Virginia Attorney General Ken Cuccinelli talks about his victory for liberty, and the next steps in the Constitutional battle against national health care.
Nationwide protests were “Astroturf.” Polling was to get better once Congress passed a bill. And the new law was supposed to boost Democrats’ electoral chances in November. Throughout their campaign for national health care, liberals tried to convince us that opposition was a joke, only to be proven dramatically wrong each and every time.
This Monday, a federal judge punctured another liberal fantasy — that constitutional challenges to ObamaCare were frivolous exercises that would be laughed out of courtrooms.
In a 42-page decision, U.S District Court Judge Henry Hudson ruled that the health care law’s requirement that individuals purchase insurance “exceeds the constitutional boundaries of congressional power,” rejecting the Obama administration’s argument that the Commerce Clause gave it the authority to compel the purchase of coverage as part of a larger health care regulatory scheme.
“This case isn’t about health insurance, it isn’t about health care, it’s about liberty,” Virginia Attorney General Ken Cuccinelli, who was mocked by liberals in March when he launched a lawsuit against the law, told TAS in a phone interview Monday evening.
If courts ultimately uphold the individual mandate, Cuccinelli argued, it will give the federal government unprecedented power over Americans’ lives. The mandate is also being challenged in a separate lawsuit filed by 20 states led by Florida.
“If the feds win this case, they can do anything,” he said. “They can force people to buy cars, asparagus — the list goes on and is infinite…. It is no underestimation to say that it (would be) the end of federalism. That nothing the federal government does (would be) limited by enumerated powers.”
Given the uncertainty that is hanging over states as a result of the pending constitutional challenges, Cuccinelli is in talks with the U.S. Department of Justice to join together in urging the U.S. Supreme Court to expedite hearing the case. But the Obama administration is likely to appeal the decision to the Fourth Circuit.
While that court was once considered one of the most conservative appeals courts in the nation, three recent Obama appointees have tilted the balance, and Democratically appointed judges now outnumber Republican ones by an 8-to-5 margin. Typically, the court hears cases in three-judge panels, but it also has the option of hearing them as a whole, or en banc.
“My focus is on the end point,” Cuccinelli explained, asked about the composition of the Fourth Circuit. “I don’t mind losing everything except the last one.… One way or the other, it’s going to be tight. I think it’s going to be close at the Supreme Court as well.”
Unlike other types of lawsuits, this one doesn’t involve depositions, discovery and witnesses. “This is a pure legal debate,” he said. “And the universe of available legal argument is pretty well known at this point. We may reformulate it for different panels, for the Fourth Circuit. But the contours of the legal argument are pretty well settled at this point. Nobody is going to say, ‘Aha, I found the silver bullet case!’ That isn’t going to happen at this point. It’s a matter of how the judges along the way — by that I mean moving up the appellate chain — respond to the same type of arguments you saw in the District Court.”

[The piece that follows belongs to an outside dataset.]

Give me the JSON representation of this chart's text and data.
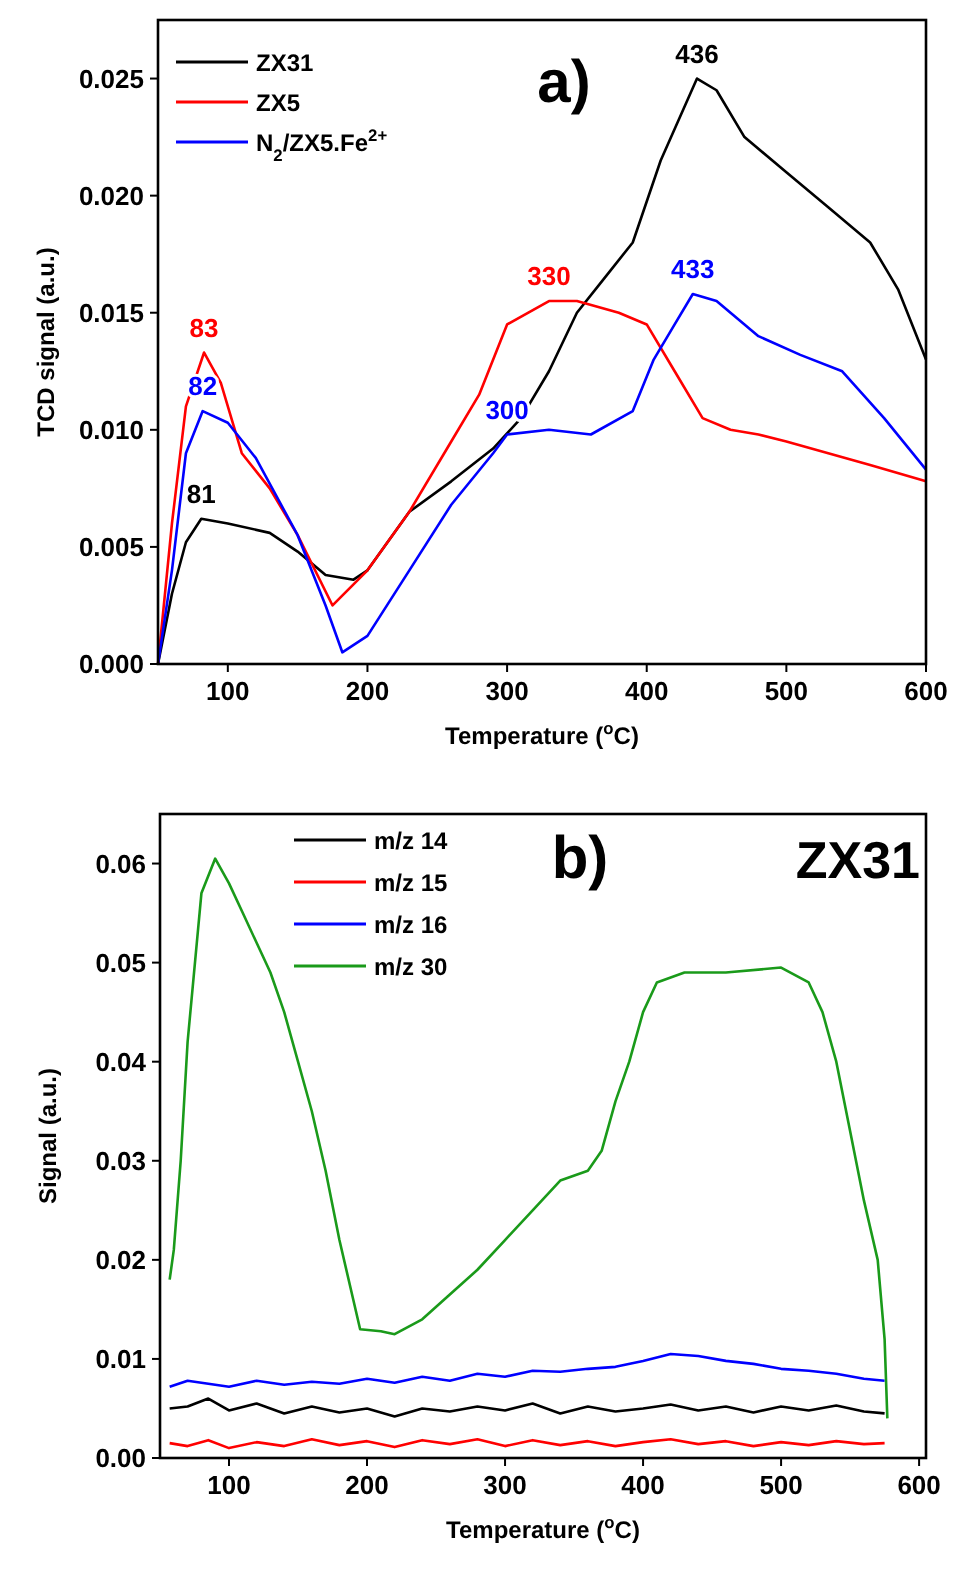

While Hudson (a George W. Bush appointee) held that the individual mandate “exceeds the Commerce Clause powers vested in Congress under Article I,” two other district court judges (appointed by Bill Clinton) have upheld the individual mandate as constitutional, arguing that not purchasing health insurance is an “economic decision” and therefore fair game for regulation under the Commerce Clause.
Speaking of one of the decisions, by U.S. District Court Judge George Steeh of the Eastern District of Michigan, Cuccinelli said, “It adopts such a leap of logic and language, to reach the conclusions that judge reaches, that I hope other judges read it and go, ‘Whoa, this is what it takes for these guys to win? I don’t want to sign on to this.’”
Congressional power under the Commerce Clause has been greatly expanded by courts from its original meaning in the Constitution, but the individual mandate takes things to a whole new level by saying that it gives the federal government the right to compel the purchase of something. That’s why Cuccinelli believes that the mandate can be struck down without overturning prior Supreme Court rulings.
“It is quite an incredible leap to go from regulating actual voluntary activity that affects commerce, to say that doing nothing, and the accumulation of people doing nothing, affects commerce in the sense that if they did something, the market would look different,” he said.
Cuccinelli argued that those who may favor expanding federal power now because they support the health care law may one day find that it comes back to haunt them.
“How much would the folks who voted for this bill appreciate a mandate that every American buy a gun?” he asked, laughing heartily. “And not whatever you want, we’re going to have a government-approved list of guns. And they’re going to be ugly, mean-looking guns that normally these people would try to ban.”
Assuming that the case travels through the typical appeals process, Cuccinelli estimated that it would be roughly two years before the Supreme Court issues a decision. The individual mandate component of the law is scheduled to go into effect on January 1, 2014. For now, he says he’s “cautiously optimistic.”